これによって、図5及び図6に示すように、ガラス20上に粘着層24を介して、PET基材23と金属網目状導電体層21が順に積層され、この金属網目状導電体層21の両端部の近傍に電極22が対向して形成された、本発明に係わる赤外線透過型透明導電性積層体(以下、実施例と記す場合がある)を作製した。得られた赤外線透過型透明導電性積層体を、面状発熱体として用いた場合の効果を次に示した。
ガラス(長さ1600mm×幅90mm×厚さ3mm)上に、前記赤外線透過型透明導電性積層体を用いて、面状発熱体を、以下のサイズで形成した。
・サンプルNo.1:長さ1568mm×幅58mm
・サンプルNo.2:長さ1568mm×幅24mm
また、テスター(METLEX M−3870D)を用いて、印加した電圧を計測した。また、電流計(KEITHLEY製KEITHLEY2100 6 1/2Digit Multimeter)を用いて、電流を計測した。
また、熱電対(RKC製、ST−50)をガラス面に貼着して温度を計測し、データロガー(KEYENCE製、NR−600)にて温度変化を記録した。
上記試験を、室温環境下(23℃〜28℃)、及び氷点下環境下(−20℃)にて行い、本発明に係わる赤外線透過型透明導電性積層体の、面状発熱体としての性能を確認した。その結果を、図7及び図8に示す。
また、図8に示す通り、氷点下環境下において面状発熱体のサンプルNo.1は−16℃→5℃(+21℃)、面状発熱体のサンプルNo.2は−18℃→−2℃(+16℃)とガラス表面温度を上昇させた。
日本分光製分光透過率計V−570を用い、前記面状発熱体のサンプルの分光透過率を測定した。その結果を図9に示す。

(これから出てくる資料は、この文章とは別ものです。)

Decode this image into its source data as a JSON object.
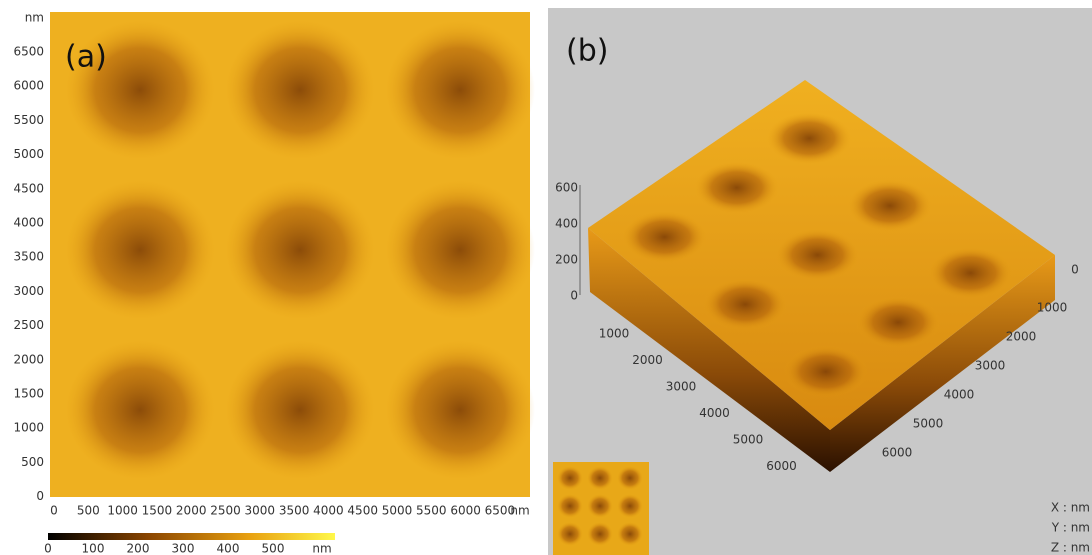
{
  "panel_a": {
    "label": "(a)",
    "y_unit": "nm",
    "y_ticks": [
      "6500",
      "6000",
      "5500",
      "5000",
      "4500",
      "4000",
      "3500",
      "3000",
      "2500",
      "2000",
      "1500",
      "1000",
      "500",
      "0"
    ],
    "x_ticks": [
      "0",
      "500",
      "1000",
      "1500",
      "2000",
      "2500",
      "3000",
      "3500",
      "4000",
      "4500",
      "5000",
      "5500",
      "6000",
      "6500"
    ],
    "x_unit": "nm",
    "colorbar_ticks": [
      "0",
      "100",
      "200",
      "300",
      "400",
      "500"
    ],
    "colorbar_unit": "nm"
  },
  "panel_b": {
    "label": "(b)",
    "z_ticks": [
      "600",
      "400",
      "200",
      "0"
    ],
    "left_ticks": [
      "1000",
      "2000",
      "3000",
      "4000",
      "5000",
      "6000"
    ],
    "right_ticks": [
      "0",
      "1000",
      "2000",
      "3000",
      "4000",
      "5000",
      "6000"
    ],
    "axis_units": [
      "X : nm",
      "Y : nm",
      "Z : nm"
    ]
  }
}
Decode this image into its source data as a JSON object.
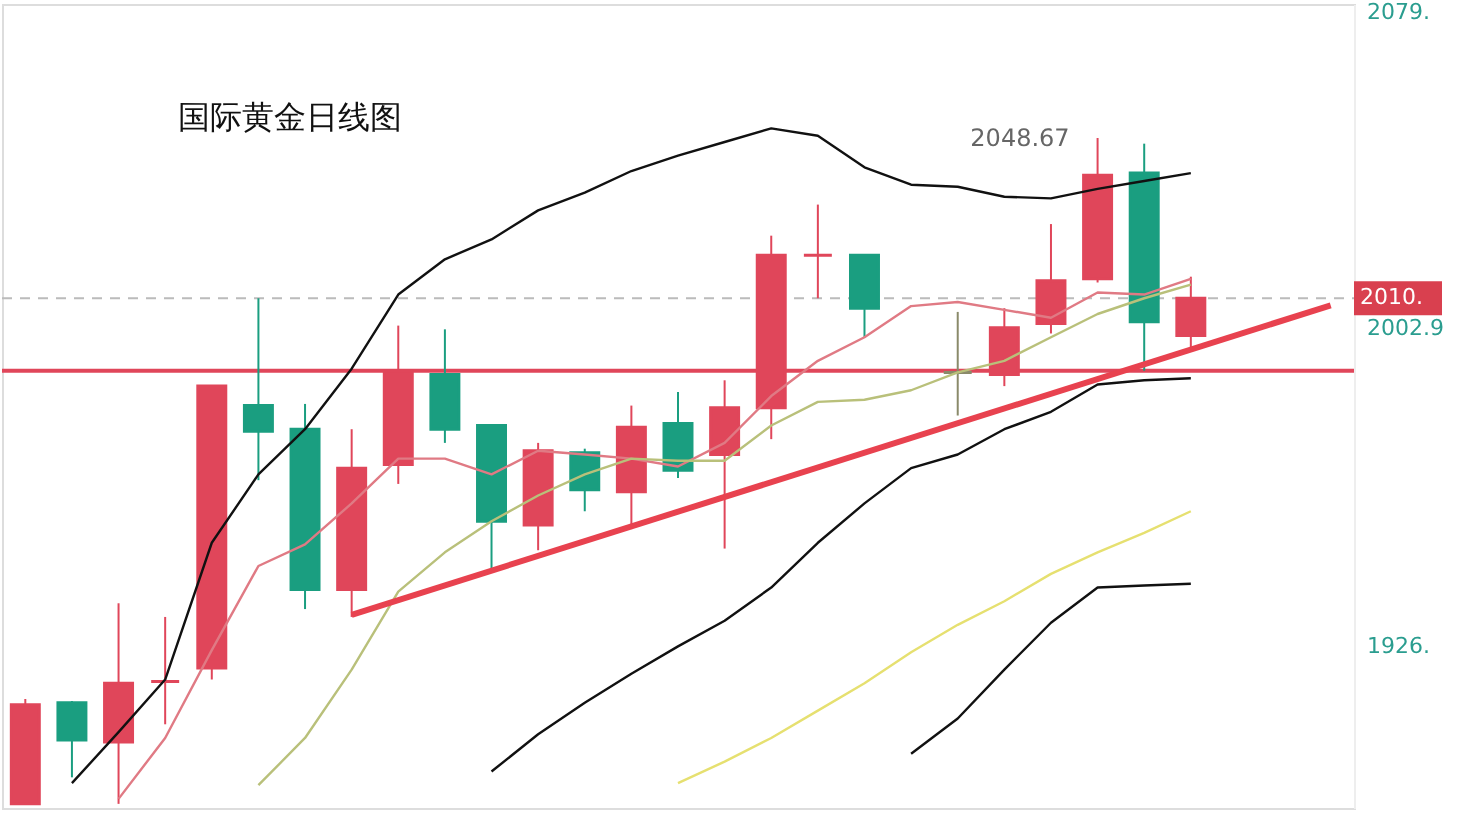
{
  "chart_data": {
    "type": "candlestick",
    "title": "国际黄金日线图",
    "categories": [
      null,
      null,
      null,
      null,
      null,
      null,
      null,
      null,
      null,
      null,
      null,
      null,
      null,
      null,
      null,
      null,
      null,
      null,
      null,
      null,
      null,
      null,
      null,
      null,
      null,
      null,
      null,
      null,
      null
    ],
    "ohlc": [
      [
        1888,
        1913.3,
        1888,
        1911.9
      ],
      [
        1912.4,
        1912.8,
        1894.4,
        1903.4
      ],
      [
        1902.9,
        1936.4,
        1888,
        1917.1
      ],
      [
        1917.5,
        1933.1,
        1907.2,
        1917.5
      ],
      [
        1920.8,
        1988.8,
        1918.0,
        1988.8
      ],
      [
        1984.1,
        2010.0,
        1966.1,
        1977.9
      ],
      [
        1978.4,
        1984.5,
        1935.0,
        1939.7
      ],
      [
        1939.7,
        1978.4,
        1933.1,
        1969.0
      ],
      [
        1969.9,
        2003.4,
        1965.2,
        1992.5
      ],
      [
        1991.6,
        2002.5,
        1975.1,
        1978.4
      ],
      [
        1979.3,
        1979.3,
        1944.0,
        1956.2
      ],
      [
        1955.3,
        1975.1,
        1949.2,
        1973.2
      ],
      [
        1972.7,
        1973.7,
        1958.6,
        1963.8
      ],
      [
        1963.3,
        1984.1,
        1954.3,
        1978.9
      ],
      [
        1979.8,
        1987.4,
        1966.6,
        1968.5
      ],
      [
        1972.3,
        1990.2,
        1949.6,
        1983.6
      ],
      [
        1983.6,
        2025.1,
        1976.0,
        2020.4
      ],
      [
        2020.4,
        2032.6,
        2010.0,
        2020.4
      ],
      [
        2020.4,
        2020.4,
        2000.6,
        2007.6
      ],
      null,
      [
        1992.1,
        2006.7,
        1981.7,
        1992.1
      ],
      [
        1991.6,
        2007.6,
        1988.8,
        2002.9
      ],
      [
        2003.9,
        2027.9,
        2001.5,
        2014.2
      ],
      [
        2014.7,
        2048.67,
        2013.8,
        2039.7
      ],
      [
        2040.2,
        2047.3,
        1992.5,
        2004.3
      ],
      [
        2001.0,
        2015.2,
        1997.3,
        2010.0
      ],
      null,
      null,
      null
    ],
    "colors": [
      "#e0465a",
      "#1a9e80",
      "#e0465a",
      "#e0465a",
      "#e0465a",
      "#1a9e80",
      "#1a9e80",
      "#e0465a",
      "#e0465a",
      "#1a9e80",
      "#1a9e80",
      "#e0465a",
      "#1a9e80",
      "#e0465a",
      "#1a9e80",
      "#e0465a",
      "#e0465a",
      "#e0465a",
      "#1a9e80",
      null,
      "#8a8a6a",
      "#e0465a",
      "#e0465a",
      "#e0465a",
      "#1a9e80",
      "#e0465a",
      null,
      null,
      null
    ],
    "series": [
      {
        "type": "line",
        "color": "#111111",
        "values": [
          null,
          1893.0,
          1905.3,
          1918.0,
          1951.0,
          1967.5,
          1978.4,
          1993.0,
          2010.9,
          2019.4,
          2024.2,
          2031.2,
          2035.5,
          2040.7,
          2044.4,
          2047.7,
          2051.0,
          2049.2,
          2041.6,
          2037.4,
          2036.9,
          2034.5,
          2034.1,
          2036.4,
          2038.3,
          2040.2,
          null,
          null,
          null
        ]
      },
      {
        "type": "line",
        "color": "#111111",
        "values": [
          null,
          null,
          null,
          null,
          null,
          null,
          null,
          null,
          null,
          null,
          1895.8,
          1904.8,
          1912.4,
          1919.4,
          1926.0,
          1932.2,
          1940.2,
          1951.0,
          1960.5,
          1969.0,
          1972.3,
          1978.4,
          1982.6,
          1989.2,
          1990.2,
          1990.7,
          null,
          null,
          null
        ]
      },
      {
        "type": "line",
        "color": "#111111",
        "values": [
          null,
          null,
          null,
          null,
          null,
          null,
          null,
          null,
          null,
          null,
          null,
          null,
          null,
          null,
          null,
          null,
          null,
          null,
          null,
          1900.1,
          1908.6,
          1920.4,
          1931.7,
          1940.2,
          1940.7,
          1941.1,
          null,
          null,
          null
        ]
      },
      {
        "type": "line",
        "color": "#e07a84",
        "values": [
          null,
          null,
          1889.2,
          1903.9,
          1925.1,
          1945.4,
          1950.6,
          1960.5,
          1971.3,
          1971.3,
          1967.5,
          1973.2,
          1972.3,
          1971.3,
          1969.4,
          1975.1,
          1986.4,
          1994.9,
          2000.6,
          2008.1,
          2009.1,
          2007.2,
          2005.3,
          2011.4,
          2010.9,
          2014.7,
          null,
          null,
          null
        ]
      },
      {
        "type": "line",
        "color": "#b9c07a",
        "values": [
          null,
          null,
          null,
          null,
          null,
          1892.5,
          1903.9,
          1920.4,
          1939.2,
          1948.7,
          1956.2,
          1962.4,
          1967.5,
          1971.3,
          1970.8,
          1970.8,
          1979.3,
          1985.0,
          1985.5,
          1987.8,
          1992.1,
          1994.9,
          2000.6,
          2006.2,
          2010.0,
          2013.3,
          null,
          null,
          null
        ]
      },
      {
        "type": "line",
        "color": "#e6e070",
        "values": [
          null,
          null,
          null,
          null,
          null,
          null,
          null,
          null,
          null,
          null,
          null,
          null,
          null,
          null,
          1893.0,
          1898.2,
          1903.9,
          1910.5,
          1917.1,
          1924.6,
          1931.2,
          1936.9,
          1943.5,
          1948.7,
          1953.4,
          1958.6,
          null,
          null,
          null
        ]
      },
      {
        "type": "line",
        "color": "#e8424f",
        "values": [
          null,
          null,
          null,
          null,
          null,
          null,
          null,
          1933.6,
          null,
          null,
          null,
          null,
          null,
          null,
          null,
          null,
          null,
          null,
          null,
          null,
          null,
          null,
          null,
          null,
          null,
          null,
          null,
          null,
          2008.3
        ]
      }
    ],
    "ylim": [
      1887,
      2081
    ],
    "yticks": [
      {
        "value": 2079,
        "label": "2079."
      },
      {
        "value": 2002.9,
        "label": "2002.9"
      },
      {
        "value": 1926,
        "label": "1926."
      }
    ],
    "ref_lines": [
      {
        "axis": "y",
        "value": 2010,
        "label": "2010.",
        "color": "#bbbbbb",
        "line_style": "dashed"
      },
      {
        "axis": "y",
        "value": 1992.5,
        "color": "#e0465a",
        "line_style": "solid"
      }
    ],
    "annotations": [
      "2048.67"
    ],
    "tick_labels": "y",
    "grid": false
  }
}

図9に示すように、前記面状発熱体のサンプルは、可視光線〜赤外線領域までの広い波長帯域において高い光線透過率を有しており、特に、赤外線領域(700nm〜2000nm)の光線透過率は概ね70%程度であった。
Claims (5)
- 透明基板の少なくとも一方の面上に、金属微粒子層からなる金属細線が網目状に積層された金属網目状導電体層が積層されるとともに、該金属網目状導電体層の両端部の近傍に、該金属網目状導電体層に通電するための電極が対向して設けられ、前記金属網目状導電体層が積層された部分は、波長400〜2000nmの光線透過率が、50%以上かつ80%以下であることを特徴とする赤外線透過型透明導電性積層体。
- 前記透明基板が、可撓性を有する透明合成樹脂フィルムであり、該透明合成樹脂フィルムの一方の面上に、前記金属網目状導電体層が積層されたことを特徴とする請求項1に記載の赤外線透過型透明導電性積層体。
- 前記金属網目状導電体層は、前記金属細線の部分以外の隙間を透明樹脂が満たし、平坦な表面を有していることを特徴とする請求項1又は2に記載の赤外線透過型透明導電性積層体。
- 前記透明基板が、可撓性を有する透明合成樹脂フィルムであり、前記透明基板が、透明な剛性を有する基板の一方の面上に積層されてなることを特徴とする請求項1〜3のいずれか1項に記載の赤外線透過型透明導電性積層体。
- 前記金属網目状導電体層は、前記金属細線の部分が、銀微粒子層からなることを特徴とする請求項1〜4のいずれか1項に記載の赤外線透過型透明導電性積層体。